A former artist-in-residence with Creative Alliance in Baltimore, she is the founding director of the wildly successful Write Here, Write Now workshops co-sponsored by CityLit Project. She has a M.A. and M.F.A. in creative writing and poetry, is the recipient of a Ruth Lilly Fellowship, a Pushcart Prize nominee, and has been published in Poetry, Ploughshares, Blackbird, The Cortland Review and other literary magazines. Her ten minute plays, Anesthesia (about where we 'go' under anesthesia--the surprising world and choices we find there), and Literary Land (inspired by Shannon Hale's novel 'Austenland,' about what happens when one takes a 'literary' vacation and plays the role of a heroine in a novel) have been performed in showcases for local playwrights.
Besides hosting the annual poetry marathon tradition, 'First Day,' a cavalcade of 50 poets, performers, and musicians at Creative Alliance, she has led workshops for the Odyssey Program at Johns Hopkins, and at Carver Center for Arts and Technology and The Baltimore Museum of Art, where her poetry, and that of her students was recorded and added to the audio tour for the permanent collection.
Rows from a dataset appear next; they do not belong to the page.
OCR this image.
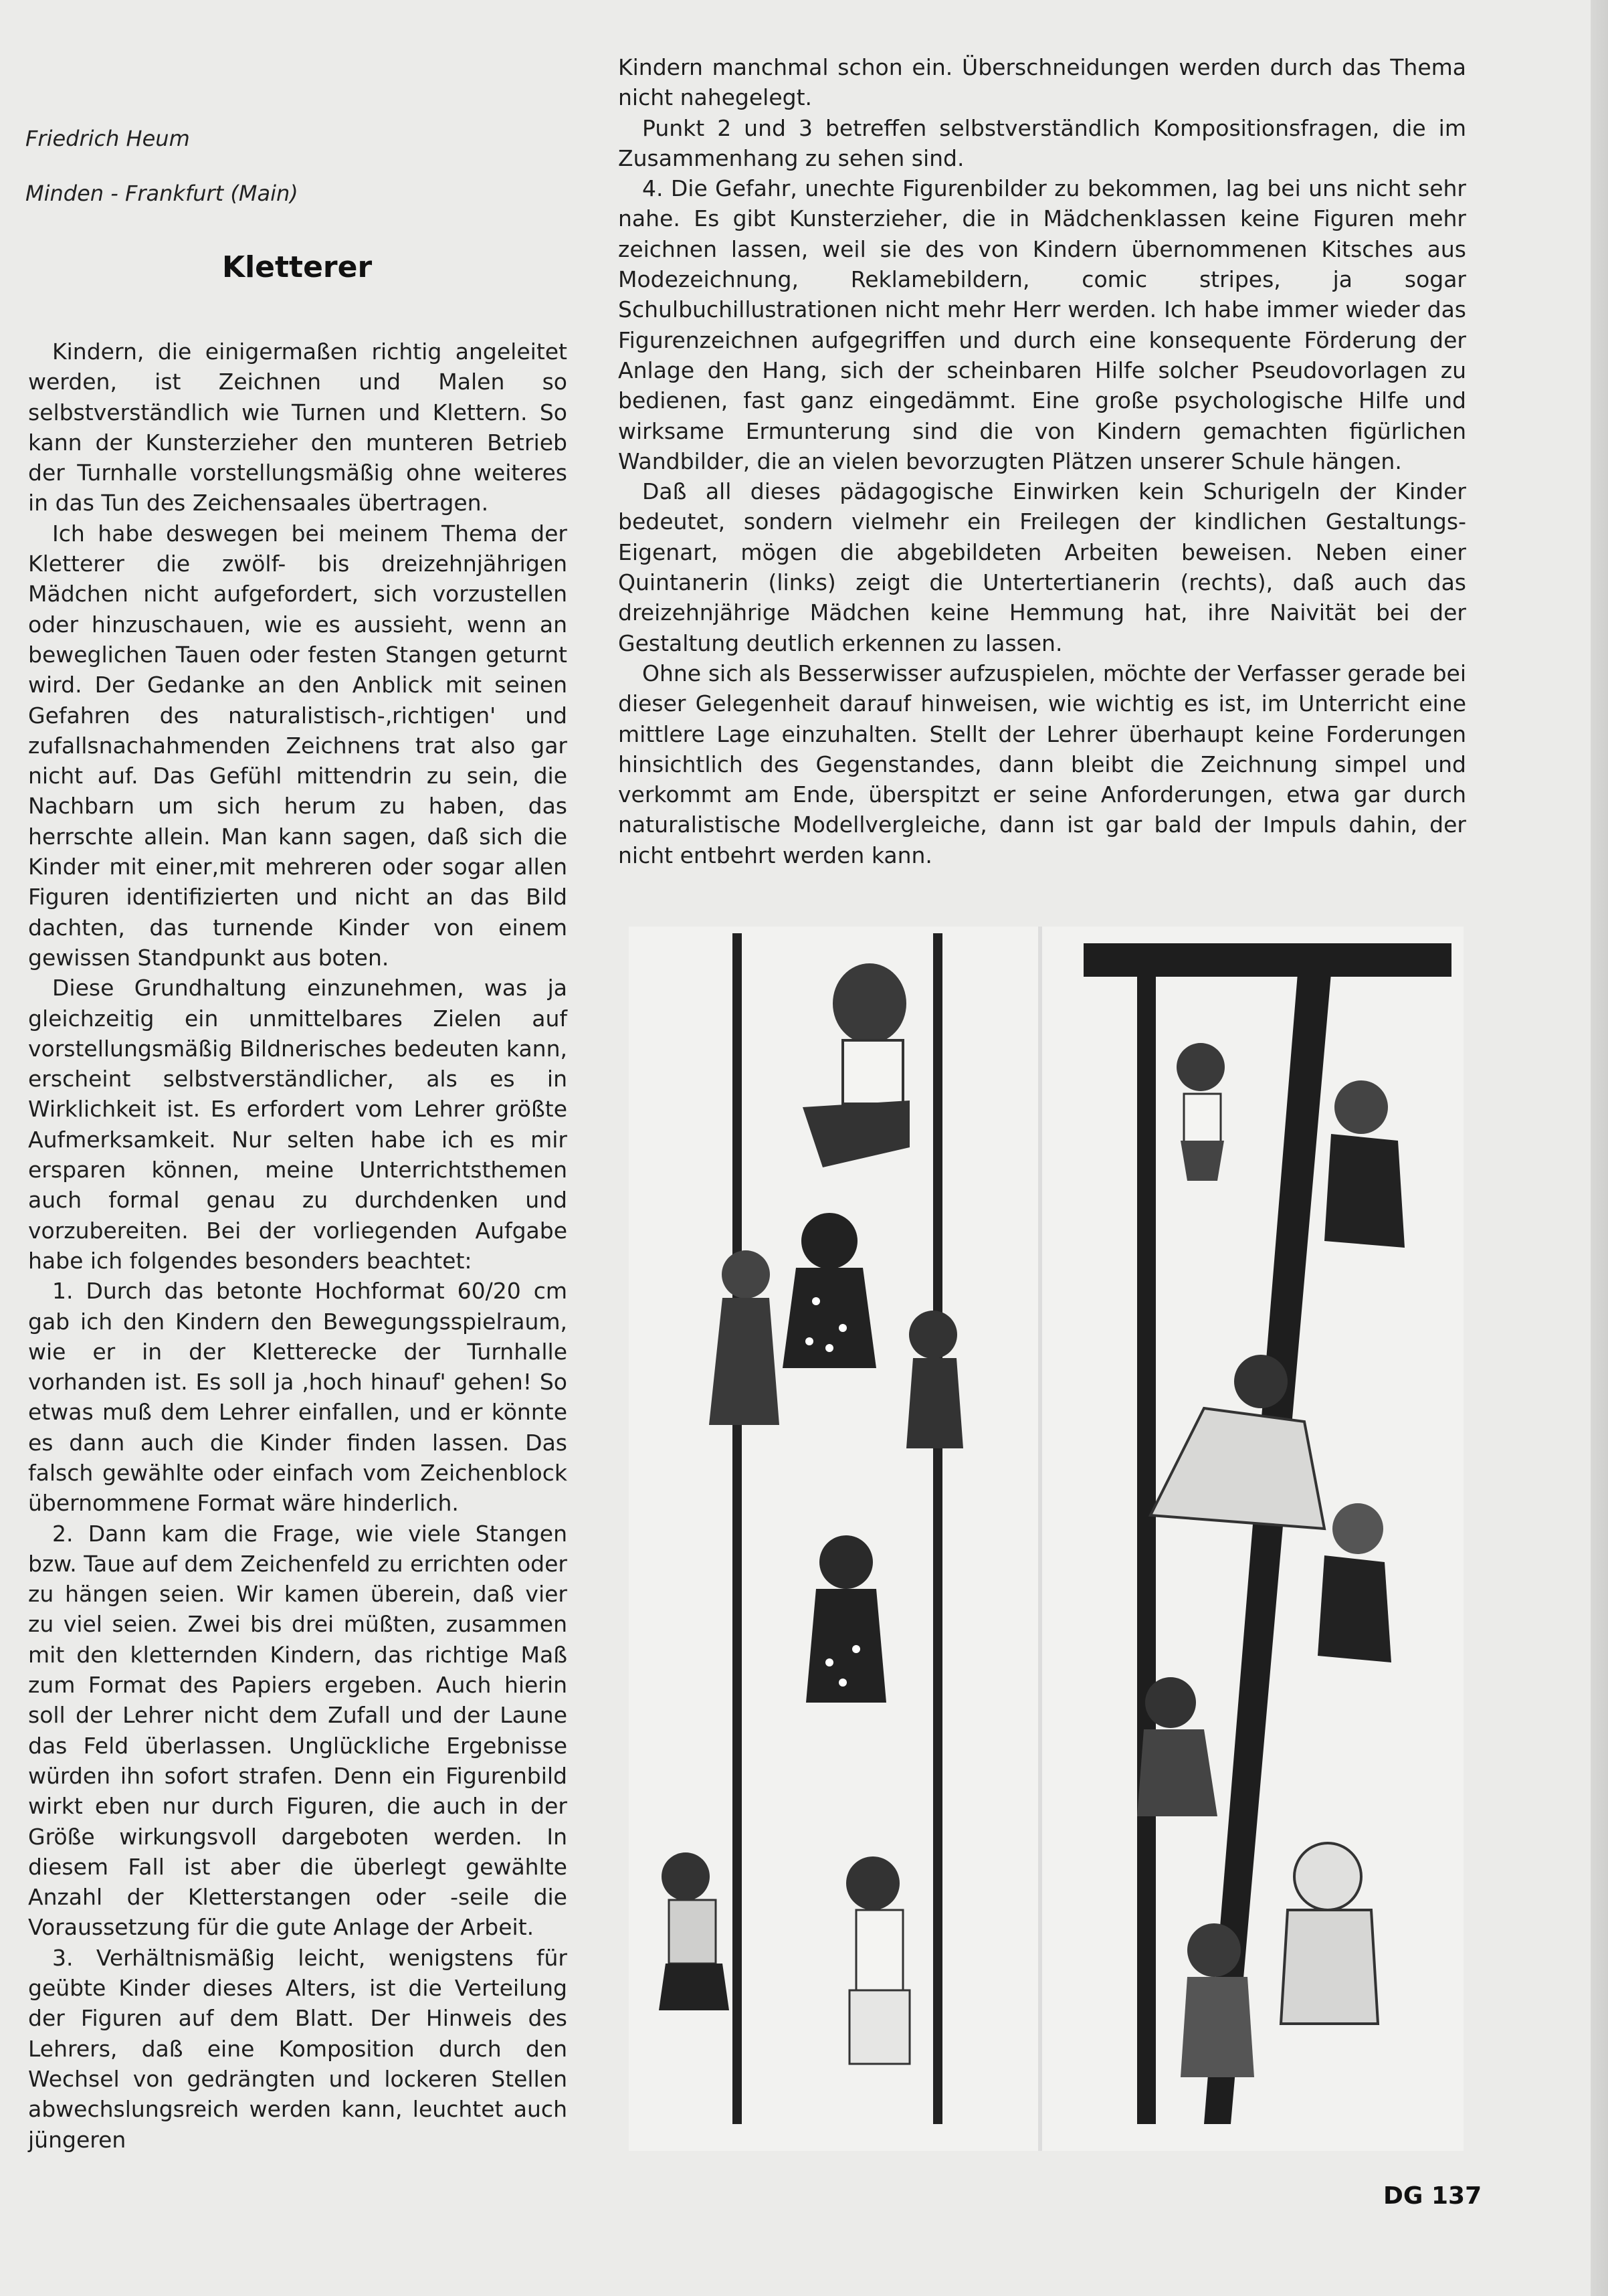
Friedrich Heum
Minden - Frankfurt (Main)
Kletterer

Kindern, die einigermaßen richtig angeleitet werden, ist Zeichnen und Malen so selbstverständlich wie Turnen und Klettern. So kann der Kunsterzieher den munteren Betrieb der Turnhalle vorstellungsmäßig ohne weiteres in das Tun des Zeichensaales übertragen.

Ich habe deswegen bei meinem Thema der Kletterer die zwölf- bis dreizehnjährigen Mädchen nicht aufgefordert, sich vorzustellen oder hinzuschauen, wie es aussieht, wenn an beweglichen Tauen oder festen Stangen geturnt wird. Der Gedanke an den Anblick mit seinen Gefahren des naturalistisch-‚richtigen' und zufallsnachahmenden Zeichnens trat also gar nicht auf. Das Gefühl mittendrin zu sein, die Nachbarn um sich herum zu haben, das herrschte allein. Man kann sagen, daß sich die Kinder mit einer,mit mehreren oder sogar allen Figuren identifizierten und nicht an das Bild dachten, das turnende Kinder von einem gewissen Standpunkt aus boten.

Diese Grundhaltung einzunehmen, was ja gleichzeitig ein unmittelbares Zielen auf vorstellungsmäßig Bildnerisches bedeuten kann, erscheint selbstverständlicher, als es in Wirklichkeit ist. Es erfordert vom Lehrer größte Aufmerksamkeit. Nur selten habe ich es mir ersparen können, meine Unterrichtsthemen auch formal genau zu durchdenken und vorzubereiten. Bei der vorliegenden Aufgabe habe ich folgendes besonders beachtet:

1. Durch das betonte Hochformat 60/20 cm gab ich den Kindern den Bewegungsspielraum, wie er in der Kletterecke der Turnhalle vorhanden ist. Es soll ja ‚hoch hinauf' gehen! So etwas muß dem Lehrer einfallen, und er könnte es dann auch die Kinder finden lassen. Das falsch gewählte oder einfach vom Zeichenblock übernommene Format wäre hinderlich.

2. Dann kam die Frage, wie viele Stangen bzw. Taue auf dem Zeichenfeld zu errichten oder zu hängen seien. Wir kamen überein, daß vier zu viel seien. Zwei bis drei müßten, zusammen mit den kletternden Kindern, das richtige Maß zum Format des Papiers ergeben. Auch hierin soll der Lehrer nicht dem Zufall und der Laune das Feld überlassen. Unglückliche Ergebnisse würden ihn sofort strafen. Denn ein Figurenbild wirkt eben nur durch Figuren, die auch in der Größe wirkungsvoll dargeboten werden. In diesem Fall ist aber die überlegt gewählte Anzahl der Kletterstangen oder -seile die Voraussetzung für die gute Anlage der Arbeit.

3. Verhältnismäßig leicht, wenigstens für geübte Kinder dieses Alters, ist die Verteilung der Figuren auf dem Blatt. Der Hinweis des Lehrers, daß eine Komposition durch den Wechsel von gedrängten und lockeren Stellen abwechslungsreich werden kann, leuchtet auch jüngeren

Kindern manchmal schon ein. Überschneidungen werden durch das Thema nicht nahegelegt.

Punkt 2 und 3 betreffen selbstverständlich Kompositionsfragen, die im Zusammenhang zu sehen sind.

4. Die Gefahr, unechte Figurenbilder zu bekommen, lag bei uns nicht sehr nahe. Es gibt Kunsterzieher, die in Mädchenklassen keine Figuren mehr zeichnen lassen, weil sie des von Kindern übernommenen Kitsches aus Modezeichnung, Reklamebildern, comic stripes, ja sogar Schulbuchillustrationen nicht mehr Herr werden. Ich habe immer wieder das Figurenzeichnen aufgegriffen und durch eine konsequente Förderung der Anlage den Hang, sich der scheinbaren Hilfe solcher Pseudovorlagen zu bedienen, fast ganz eingedämmt. Eine große psychologische Hilfe und wirksame Ermunterung sind die von Kindern gemachten figürlichen Wandbilder, die an vielen bevorzugten Plätzen unserer Schule hängen.

Daß all dieses pädagogische Einwirken kein Schurigeln der Kinder bedeutet, sondern vielmehr ein Freilegen der kindlichen Gestaltungs-Eigenart, mögen die abgebildeten Arbeiten beweisen. Neben einer Quintanerin (links) zeigt die Untertertianerin (rechts), daß auch das dreizehnjährige Mädchen keine Hemmung hat, ihre Naivität bei der Gestaltung deutlich erkennen zu lassen.

Ohne sich als Besserwisser aufzuspielen, möchte der Verfasser gerade bei dieser Gelegenheit darauf hinweisen, wie wichtig es ist, im Unterricht eine mittlere Lage einzuhalten. Stellt der Lehrer überhaupt keine Forderungen hinsichtlich des Gegenstandes, dann bleibt die Zeichnung simpel und verkommt am Ende, überspitzt er seine Anforderungen, etwa gar durch naturalistische Modellvergleiche, dann ist gar bald der Impuls dahin, der nicht entbehrt werden kann.

DG 137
She is the editor for the first Write Here, Write Now Workshops anthology, Freshly Squeezed, published by Apprentice House Press.
Chris will be teaching a one day seminar on delivering a pitch to agents and editors for the Johns Hopkins Odyssey program on March 31st, 2012.
Her next reading is at the Minas Gallery for Poetry In Baltimore's Essential Sundays series on December 11, 2011 at 4 p.m.
Poems are forthcoming in Baltimore Fishbowl.